Yang Tsung-han's annotations are marked 'YTH', while those of Linqing are indicated by 'LQ'. The last word belongs to 'JM', or John Minford.

[1] YTH: Yan Shigu 顏師古 (581-645) in his annotation of the Han History 漢書 of Ban Gu 班固 (32-92) maintained that 闕里 [queli] as Confucius' abode—里 in classical texts means house, abode, habitation; cf 左傳,哀公元年:里而栽. Liu Bao'nan 劉寶楠 (1791-1855) also annotated 闕里 as 闕黨 in his edition of The Analects 論語, adding: '孔子所居'.

[2] LQ: from the Tai'an Prefectural Yamen.

[3] LQ: Name Weirang 維讓, a native of Jiangsu.

[4] LQ: a native of Jiangsu, and an Academy Student. YTH: this 'ducal' refers to the so-called 'direct lineal descendant of Confucius', who had been invested with the hereditary status of a peerage since the Han 漢 dynasty as Bocheng Marquis, then in the Zhou dynasty of the Yuwen 宇文 family it was elevated to Duke; and in the beginning of the Tang dynasty, it was demoted back to the status of Marquis. Subsequently it was restored to a dukedom in the days of Xuanzong 玄宗 and also given the title of Yansheng 衍聖. From then on, the hereditary title 衍聖公 was kept until 1935, when the Nationalist Government of the Republic ordained that the legitimate lineal descendant of Confucius should be invested in perpetuity as Hereditary State Officer in Charge of the Worship of Confucius 奉祀官, with the rank of 'specially appointed officer' 特任官. The hereditary peerage of 衍聖公 was thenceforth abolished.

[5] YTH: Dacheng Hall being the legal title of the Main Hall in the Temple.

[6] YTH: Yan Hui 顏回.

[7] YTH: our author gives the pet name of one of the greatest painters in Chinese history: his more formal name is Gu Kaizhi 顧愷之, and his biographical sketch is given in the Jin History 晉書 and in various works on Chinese Art.

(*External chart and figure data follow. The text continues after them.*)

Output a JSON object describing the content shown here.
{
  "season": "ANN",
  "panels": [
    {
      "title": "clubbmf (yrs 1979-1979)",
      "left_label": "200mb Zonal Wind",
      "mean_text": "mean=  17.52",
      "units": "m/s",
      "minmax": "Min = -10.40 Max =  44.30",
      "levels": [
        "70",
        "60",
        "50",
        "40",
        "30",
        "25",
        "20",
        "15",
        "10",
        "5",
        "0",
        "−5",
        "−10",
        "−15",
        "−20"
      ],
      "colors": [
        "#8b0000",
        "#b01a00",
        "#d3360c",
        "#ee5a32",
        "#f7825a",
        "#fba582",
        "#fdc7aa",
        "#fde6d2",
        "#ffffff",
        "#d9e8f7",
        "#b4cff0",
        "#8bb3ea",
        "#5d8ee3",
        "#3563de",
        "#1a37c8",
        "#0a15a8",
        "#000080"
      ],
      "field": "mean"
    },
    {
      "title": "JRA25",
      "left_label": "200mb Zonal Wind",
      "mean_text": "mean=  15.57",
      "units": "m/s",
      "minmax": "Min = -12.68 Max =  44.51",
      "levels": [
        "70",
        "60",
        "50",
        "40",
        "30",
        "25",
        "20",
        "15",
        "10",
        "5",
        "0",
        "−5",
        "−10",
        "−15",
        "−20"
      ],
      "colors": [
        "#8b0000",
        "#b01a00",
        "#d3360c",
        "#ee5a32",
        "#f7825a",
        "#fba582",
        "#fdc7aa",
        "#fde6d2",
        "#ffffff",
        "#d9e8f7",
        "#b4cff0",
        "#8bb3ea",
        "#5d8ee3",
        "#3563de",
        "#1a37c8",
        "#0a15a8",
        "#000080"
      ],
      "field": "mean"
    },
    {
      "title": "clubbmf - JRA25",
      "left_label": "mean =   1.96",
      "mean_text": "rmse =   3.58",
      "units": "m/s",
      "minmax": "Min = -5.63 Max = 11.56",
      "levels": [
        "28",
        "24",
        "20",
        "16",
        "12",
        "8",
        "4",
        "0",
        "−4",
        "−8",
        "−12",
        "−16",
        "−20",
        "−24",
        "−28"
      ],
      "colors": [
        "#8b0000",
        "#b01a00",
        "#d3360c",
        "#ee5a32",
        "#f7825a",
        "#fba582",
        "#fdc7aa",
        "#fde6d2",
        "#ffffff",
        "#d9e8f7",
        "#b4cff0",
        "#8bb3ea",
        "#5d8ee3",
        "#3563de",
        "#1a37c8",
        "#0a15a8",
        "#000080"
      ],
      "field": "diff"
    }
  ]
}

[8] YTH: one of the small number of talented writers, poets and calligraphers in ancient scripts of the Jurchen Jin 金 dynasty.

[9] YTH: R.H. Mathews' translation; I rather think it is fir or pine.

[10] YTH: 芾 should be pronounced fu, not fei, because 芾 is the variant and simplified form of 韍 which is pr. fu, and is not the same word as the 蔽芾甘棠 in 詩經, which is pr. fei.

[11] YTH: the rows of dancers started with two and culminated with eight. Only a Sovereign ruler, i.e. the Emperor, could employ the most imposing form, e.g., the feudal ruler of Qi 齊 or Lu 魯 could only employ six and that was the reason why Confucius exclaimed: 八佾舞於庭是可忍也孰不可忍也 in his condemnation of 秀氏 in 論語. So here Confucius himself has been honoured with the veneration paid to an emperor!

[12] YTH: the wall of the palace of Prince of Lu where old classics were hidden during the days of Qinshi Huangdi. Later in the Han dynasty they were accidentally discovered during the renovation of the palace.

[13] LQ: name Yinpei 因培, a native of Jiangsu, a specially recommended student from the Provincial Academy 貢生. YTH: R.H. Mathews translated this as 'senior licentiate'.

[14] LQ: Sire Liubao's zi was Songyi 松裔. He was a jinshi of the year xinchou of the reign of the Emperor Kangxi [1721]. JM: Liubao, a grandson of the great Manchu translator Asitan 阿什但 (d. 1683), was Junior Vice-President of the Board of Civil Office from 1740 to 1743.

[15] JM: 皇清文穎, an anthology of court literature edited by Dong Bangda 董邦達(1699-1769) and published in 1747.